By Charl van Rooyen, Senior Journalist at African Farming and Landbouweekblad
This was the message from John Steenhuisen at a gala event in Boksburg where grain farmer Hansie Viljoen from Leeudoringstad was named Grain SA and Syngenta’s Grain Producer of the Year.
Agriculture is one of South Africa’s most strategic assets, Steenhuisen said. However, it will only remain so if the government continues to protect competitiveness, strengthen institutions and support those who produce food.
“I give you my word that this government will not stand by while our producers face rising costs, collapsing margins and unnecessary red tape. We will work with you, not above you, to ensure that South African grain remains among the most respected in the world.
“Let us keep this spirit of partnership alive, because together we can weather any storm and ensure a future that is both profitable and proudly South African.”

Record Harvests
The past season’s massive maize and oilseed harvest of 23 million tonnes was an outstanding achievement by the country’s grain producers. The maize crop alone came to 16,33 million tonnes, well above the national need of 12 million tonnes.
This success secures the country’s food supply and positions South Africa strongly as a regional supplier. Grain farmers not only feed the nation but also earn vital foreign exchange, stabilise the trade balance and create tens of thousands of jobs.
“You are the vanguard of South African agriculture, and your resilience in the face of immense challenges is deeply appreciated,” Steenhuisen said.
Also read: SA’s new top grain producer: ‘Farmers need a level playing field’
Lower Output Prices and Higher Input Costs
South Africa is experiencing severe financial pressure that hits farmers from two opposite directions: lower output prices and higher input costs.
When the country produces such a large surplus of grain and oilseeds, the oversupply naturally pushes commodity prices down.
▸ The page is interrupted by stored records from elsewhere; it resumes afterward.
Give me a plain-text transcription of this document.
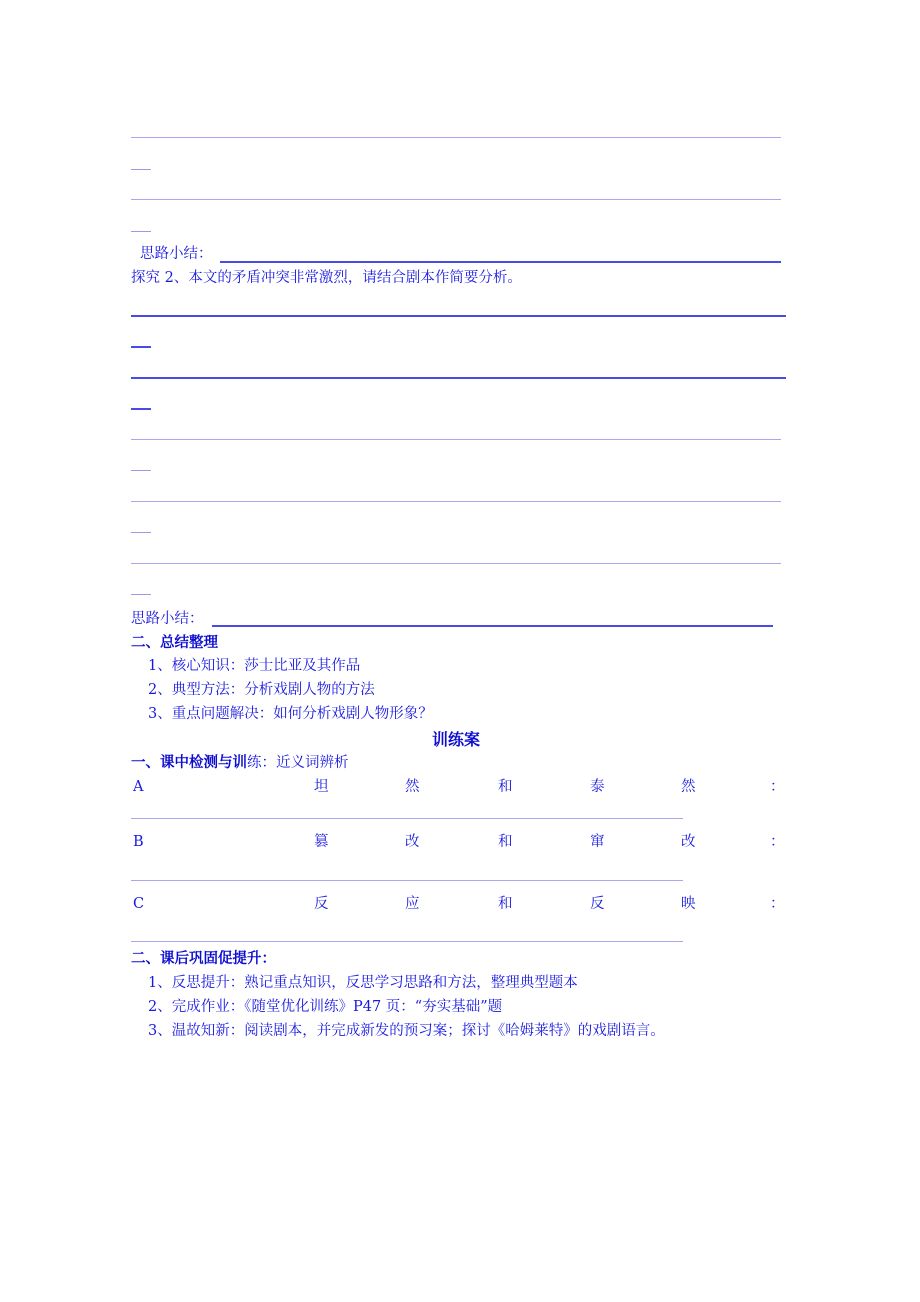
思路小结：
探究 2、本文的矛盾冲突非常激烈，请结合剧本作简要分析。
思路小结：
二、总结整理
1、核心知识：莎士比亚及其作品
2、典型方法：分析戏剧人物的方法
3、重点问题解决：如何分析戏剧人物形象？
训练案
一、课中检测与训练：近义词辨析
A	坦	然	和	泰	然	：
B	篡	改	和	窜	改	：
C	反	应	和	反	映	：
二、课后巩固促提升：
1、反思提升：熟记重点知识，反思学习思路和方法，整理典型题本
2、完成作业：《随堂优化训练》P47 页：“夯实基础”题
3、温故知新：阅读剧本，并完成新发的预习案；探讨《哈姆莱特》的戏剧语言。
This is good news for consumers, as it helps keep food inflation in check, but it also reduces the farmer’s income per tonne of grain produced.
At the same time, farmers are weighed down by rising input costs, which drive production costs sharply higher – including fertiliser, fuel, equipment and labour. This squeezes profit margins or even wipes them out entirely.
Also read: Engineer-turned-farmer wins 2025 Grain SA New Era Commercial Farmer Award
Support from Government
“I believe that the best way for us, as government, to support our farmers is to empower South African producers to be as competitive as possible,” Steenhuisen said. “This means ensuring access to the best and safest new breeding technologies and creating an environment that encourages investment in innovation, both from local and international partners, as we’ve seen in the strong collaboration between the Agricultural Research Council and Syngenta.
“It also means improving logistics at every level – local, provincial and national – and continuing to open up new international markets. Over the past year, the Department of Agriculture has been engaging with many countries to prioritise our exporting farmers.
“Above all, we must focus on regulatory efficiency, so that progress in agriculture is not held back by unnecessary red tape. These priorities align strongly with the goals of the Agriculture and Agro Processing Master Plan, which remains our shared roadmap for growth and competitiveness in the sector.”